Bluegrass in Appalachia under the Harvest Moon

Keller and the Keels, Yonder Mountain and Railroad Earth at the Devil’s Backbone Brewery base camp. What?? Tonight? Hell, yeah!!!

Now and then you feel that you are where you are supposed to be: part of the flow, with your peeps, one with the universe. To a hillbilly, there ain’t nothin’ like dancing under a full moon to accomplished and imaginative bluegrass musicians with our fams. This is a language our bones have known since these mountains were formed.

I had just returned from the Bourbon and Beyond festival, an eclectic smorgasbord of American musicians drawing a pleasant and sweet crowd. This crowd was notably scruffier. Untrimmed beards, unbrushed hair, tie-dye and jeans, Adam’s apples, little kids and unvarnished speech. With a passion borne of tree frogs and creeks, moss and ferns, rock cliffs and sledding hills. And moonshine.

The banjo and fiddle light our hearts on fire and our feet do not hold back. We give each other room to stomp. We laugh with kooky abandon, with unbridled joy and appreciation and we share a joint. Even post-Covid.

Larry and Jenny Keel hail from these parts, we are proud of that, and for once, Keller keeps his ego in check and lets other talented musicians equitably share the stage. Yonder is always tough without Jeff Austin and I have to drift away from another oldster reminding me of this. If we accept the world as it is, we can better appreciate the moment. It is a different band, I reminded her.

How long have I followed Railroad Earth? It feels like forty years, but I look it up and it’s only been twenty. Bluegrass holds the timelessness of these hills.

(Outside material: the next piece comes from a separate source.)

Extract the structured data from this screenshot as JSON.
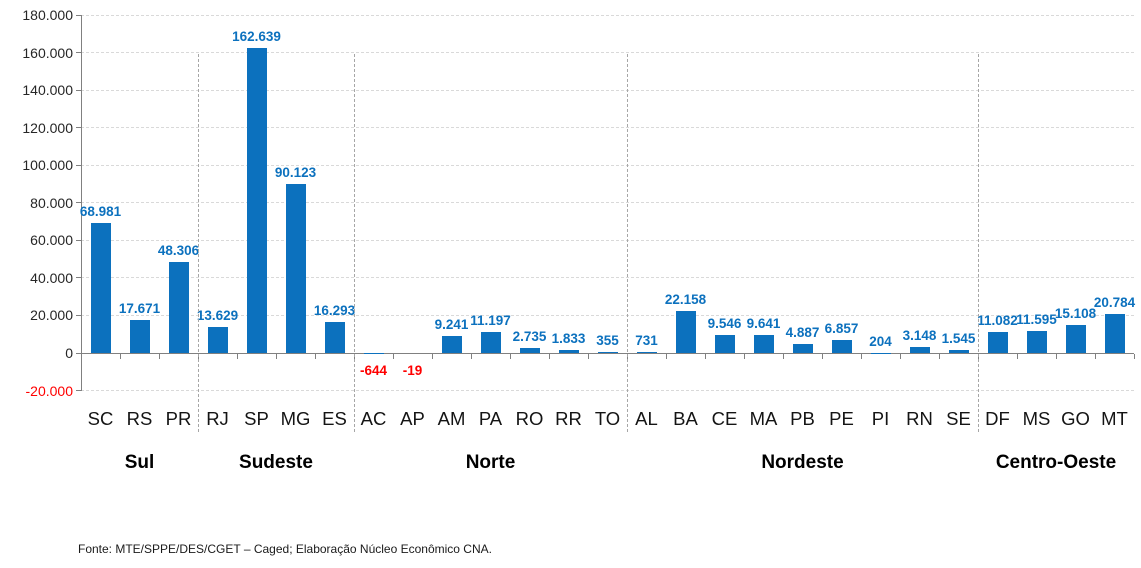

When I woke that morning, I played the Mavericks’ Harvest Moon. The encore, the last song the musicians played…Railroad Earth shared the stage with Larry Keel and Keller and possibly some of the musicians from Yonder (I was dancing in the back where I had a lot of room and had a beeline to the full moon infusing me from the sky behind)…was a lovely romantic version of Harvest Moon. The crowd knew every word and sang along, softly but with the full-throttle emotion of my peeps.

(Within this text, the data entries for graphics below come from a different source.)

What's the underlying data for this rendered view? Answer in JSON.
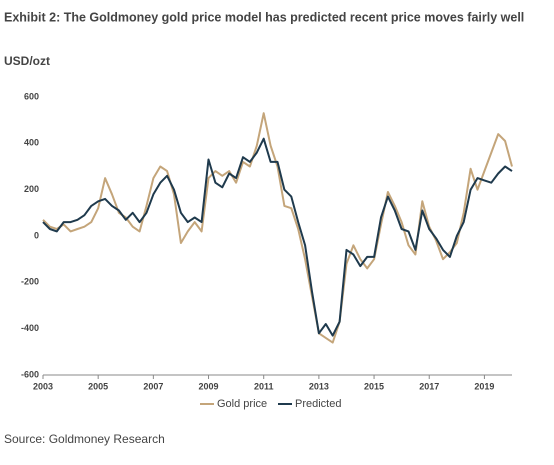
{
  "chart_data": {
    "type": "line",
    "title": "Exhibit 2: The Goldmoney gold price model has predicted recent price moves fairly well",
    "y_label": "USD/ozt",
    "source": "Source: Goldmoney Research",
    "x": [
      2003,
      2003.25,
      2003.5,
      2003.75,
      2004,
      2004.25,
      2004.5,
      2004.75,
      2005,
      2005.25,
      2005.5,
      2005.75,
      2006,
      2006.25,
      2006.5,
      2006.75,
      2007,
      2007.25,
      2007.5,
      2007.75,
      2008,
      2008.25,
      2008.5,
      2008.75,
      2009,
      2009.25,
      2009.5,
      2009.75,
      2010,
      2010.25,
      2010.5,
      2010.75,
      2011,
      2011.25,
      2011.5,
      2011.75,
      2012,
      2012.25,
      2012.5,
      2012.75,
      2013,
      2013.25,
      2013.5,
      2013.75,
      2014,
      2014.25,
      2014.5,
      2014.75,
      2015,
      2015.25,
      2015.5,
      2015.75,
      2016,
      2016.25,
      2016.5,
      2016.75,
      2017,
      2017.25,
      2017.5,
      2017.75,
      2018,
      2018.25,
      2018.5,
      2018.75,
      2019,
      2019.25,
      2019.5,
      2019.75,
      2020
    ],
    "series": [
      {
        "name": "Gold price",
        "color": "#c4a57a",
        "values": [
          70,
          40,
          30,
          50,
          20,
          30,
          40,
          60,
          120,
          250,
          180,
          100,
          80,
          40,
          20,
          130,
          250,
          300,
          280,
          180,
          -30,
          20,
          60,
          20,
          250,
          280,
          260,
          280,
          230,
          320,
          300,
          390,
          530,
          390,
          300,
          130,
          120,
          30,
          -100,
          -260,
          -420,
          -440,
          -460,
          -370,
          -120,
          -40,
          -100,
          -140,
          -100,
          50,
          190,
          130,
          60,
          -40,
          -80,
          150,
          40,
          -20,
          -100,
          -70,
          -30,
          100,
          290,
          200,
          280,
          360,
          440,
          410,
          300
        ]
      },
      {
        "name": "Predicted",
        "color": "#1f3a4d",
        "values": [
          60,
          30,
          20,
          60,
          60,
          70,
          90,
          130,
          150,
          160,
          130,
          110,
          70,
          100,
          60,
          100,
          180,
          230,
          260,
          200,
          100,
          60,
          80,
          60,
          330,
          230,
          210,
          270,
          250,
          340,
          320,
          360,
          420,
          320,
          320,
          200,
          170,
          60,
          -40,
          -240,
          -420,
          -380,
          -430,
          -370,
          -60,
          -80,
          -130,
          -90,
          -90,
          80,
          170,
          110,
          30,
          20,
          -60,
          110,
          30,
          -10,
          -60,
          -90,
          0,
          60,
          200,
          250,
          240,
          230,
          270,
          300,
          280
        ]
      }
    ],
    "xlim": [
      2003,
      2020
    ],
    "xticks": [
      2003,
      2005,
      2007,
      2009,
      2011,
      2013,
      2015,
      2017,
      2019
    ],
    "ylim": [
      -600,
      600
    ],
    "yticks": [
      -600,
      -400,
      -200,
      0,
      200,
      400,
      600
    ],
    "grid": false,
    "legend": "bottom"
  }
}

Being gifted with a ticket at the last moment, I did not have a campsite there, but I am little and my Subaru is decked out with the most comfy bed you can imagine, so all I need is a parking space. It is verboten at the brewery, so I returned to a spot I had noted on my way in. Naturally, I wondered why there was a park ‘n ride at such an unlikely spot, at the apex of a winding mountain road, a healthy hour from anywhere on either side of the ridge. But there were plenty of cars and space, so I pulled in and after a while of music still buzzing through me, fell fast asleep. I woke to realize this was a trailhead of the Appalachian Trail, Reid’s Gap at the crest of the Blue Ridge, right along the Blueridge Parkway, a section with some of the most breathtaking views along the trail. I had not only a can of Nitro Brew coffee, but two granola bars, plenty of water and hiking clothes in the car. This was a sign as clear as the AT sign that I should take a long morning walk along the trail.

Along the trail, it hit me again. That feeling that I was one with the tiny, exquisite wildflowers, with the dark rocks slippery from low clouds dripping their dew in the cool night, with the deep green moss comforting my brain. I was okay with death meaning only that my chemicals would be released to transform into the reincarnation of flowers, fecund earth, damp bark.

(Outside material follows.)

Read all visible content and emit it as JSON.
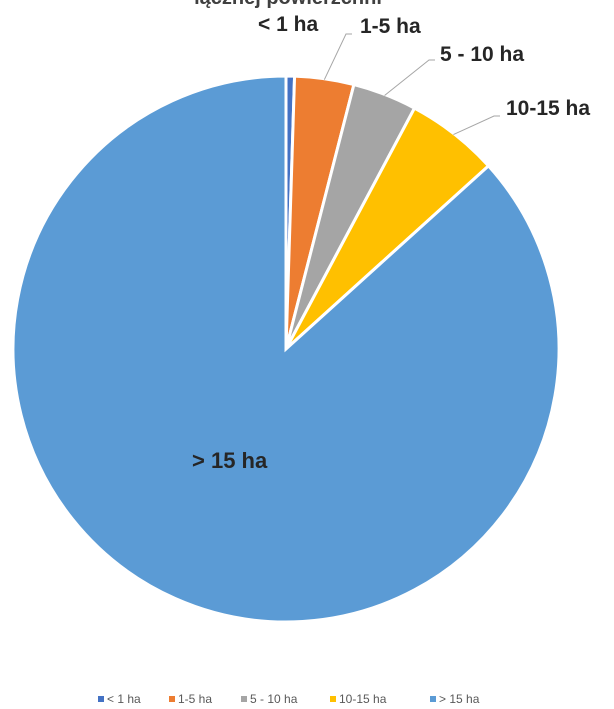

It was later, exploring a side road from the parkway leading to a lake, that I came upon this sign of civilization, of fear and a carefully-crafted morality to meet that fear, and began to come down from my mountain high and remember the world we live in.

But I could still laugh. Truly, who would want that kind of heaven? Not me. My heaven was the night before and earlier that morning. That is one I can keep in my heart and dance to, revel in, while still walking this earth.